Wealthier private clients frequently prioritise protecting their wealth over taking on risk to maximise their returns. Research shows that 75% of high net worth (HNW) individuals see future-proofing their wealth as more important than ever, while conserving assets for their future was the top investment goal.[1] For this group, preserving their lifestyle and passing on wealth to the next generation is key, but these are goals that can become more challenging in adverse market conditions. There are, however, alternative wealth planning options, including tax deferment structures, that can help to achieve those goals.

For UK investor clients, whether they are non-domiciled (RND) or Deemed Domiciled investors, the prospect of capturing future investment gains in a gross roll-up vehicle is an attractive opportunity.

This has never been more true given that as Chancellor Sunak unveiled his huge rescue package for UK business and workers back in March, he warned that it would come at a cost. He issued a direct warning that the price of the package would include the future loss of tax and national insurance perks and he has also hinted at wider tax hikes in future, saying that everybody would be ‘chipping in’.

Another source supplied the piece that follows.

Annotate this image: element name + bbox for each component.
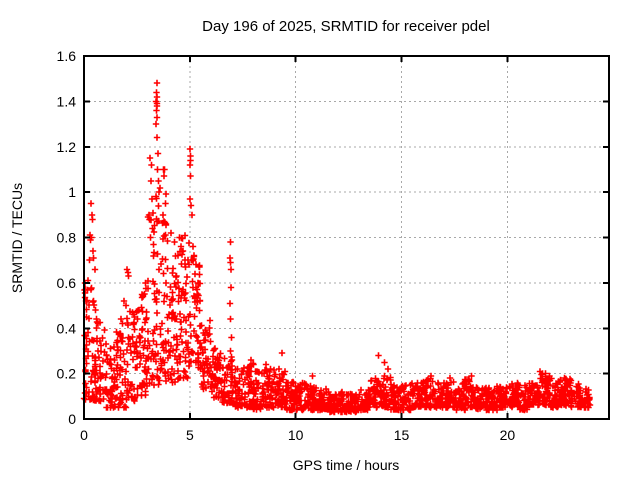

So, what are the benefits to advisers and their clients of EU portable and investment-based life insurance (EU life policies) structures given that RND and Deemed Domiciled investors are just as likely to be affected by future tax hikes as other groups in the UK population.

  1. Deemed Domiciled investors with pots of Clean Capital may have been paying Income Tax on income arising

The recent fall in investment markets could reduce or eliminate capital gains, providing investors with another chance to move funds into EU Life Policies. Subsequent gains within such policies will also comprise Clean Capital. Any policy can be offered as security for a loan if the investor requires access to funds in excess of the cumulative 5% tax deferred withdrawal allowance. There are no remittance issues if the funds are used in the UK.

  1. Protected Trusts

Protected Trusts (established by RND’s prior to acquiring deemed domicile) protect Deemed Domiciled persons from tax in respect of trust income and gains provided the trusts are not tainted, for example by additions.

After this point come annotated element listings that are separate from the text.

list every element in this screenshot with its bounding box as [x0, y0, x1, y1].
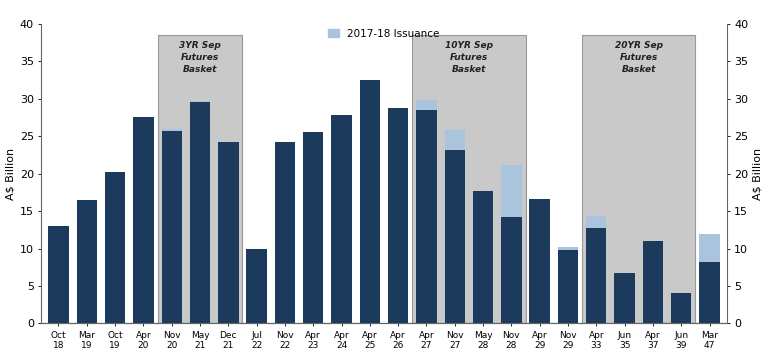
Bar: [614, 273, 635, 323]
Bar: [190, 103, 210, 323]
Y-axis label: A$ Billion: A$ Billion: [5, 147, 15, 200]
Bar: [586, 227, 607, 323]
Bar: [48, 226, 68, 323]
FancyBboxPatch shape: [412, 35, 525, 323]
Bar: [558, 247, 578, 323]
Bar: [161, 131, 182, 323]
Bar: [105, 172, 125, 323]
Bar: [445, 130, 465, 323]
Text: 3YR Sep
Futures
Basket: 3YR Sep Futures Basket: [179, 41, 221, 74]
Bar: [218, 142, 239, 323]
Bar: [473, 191, 493, 323]
FancyBboxPatch shape: [582, 35, 695, 323]
Bar: [416, 110, 437, 323]
Bar: [502, 217, 521, 323]
Bar: [416, 100, 437, 323]
Bar: [161, 129, 182, 323]
Bar: [700, 262, 720, 323]
Legend: 2017-18 Issuance: 2017-18 Issuance: [329, 29, 439, 39]
Bar: [502, 164, 521, 323]
FancyBboxPatch shape: [157, 35, 243, 323]
Text: 10YR Sep
Futures
Basket: 10YR Sep Futures Basket: [445, 41, 493, 74]
Bar: [331, 115, 352, 323]
Bar: [303, 132, 323, 323]
Bar: [388, 109, 409, 323]
Bar: [586, 215, 607, 323]
Bar: [445, 150, 465, 323]
Text: 20YR Sep
Futures
Basket: 20YR Sep Futures Basket: [614, 41, 663, 74]
Bar: [133, 117, 154, 323]
Bar: [643, 241, 663, 323]
Bar: [247, 248, 266, 323]
Bar: [558, 250, 578, 323]
Bar: [190, 101, 210, 323]
Bar: [359, 80, 380, 323]
Bar: [671, 293, 691, 323]
Bar: [275, 142, 295, 323]
Bar: [247, 248, 266, 323]
Bar: [77, 200, 97, 323]
Bar: [700, 234, 720, 323]
Bar: [529, 199, 550, 323]
Y-axis label: A$ Billion: A$ Billion: [753, 147, 763, 200]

Trustees of protected settlements can dispose of interests in non-reporting funds and move the proceeds into EU Life Policies used as holding vehicles for future purchases and redemptions of similar funds.

  1. The Protected Trust tainting rules do not apply to EU Life Policies

The Protected Trust tainting rules do not apply to EU Life Policies, as tax deferral is provided by life policy tax rules in respect of future investment gains. Tainting is therefore less of a concern if funds are added to a Protected Trust where an EU Life Policy is the only, or one of few investments.

  1. The accrued income scheme

Where a security such as a bond is sold with accrued interest, the proceeds that represent this accrued interest is deemed to be income for tax purposes. Such deemed income is likely to be unprotected if the asset is redeemed before maturity, or before an interest payment date. This problem can be avoided if the holding vehicle is a properly structured European Life Policy, and now may be the time to consider such planning.

  1. Life policy investments and the fixed annual 5% tax deferred withdrawal allowance

For life policy investments, the annual 5% tax deferred withdrawal allowance (“the allowance”) is fixed according to size of premium payment. Any fall in the value of an underlying portfolio because of volatile investment markets will not affect the allowance, assuming there is sufficient policy value to cover payment.

  1. Investing today may increase the value of future planning options

For example, the future gift of a policy, or policy segments, is not a taxable event.  Contrast this with a future gift of directly held securities which could crystallise a taxable gain.

As challenging as recent markets have been, there are opportunities, and clients could well benefit from more knowledge of offshore life insurance policies to protect and pass on their wealth.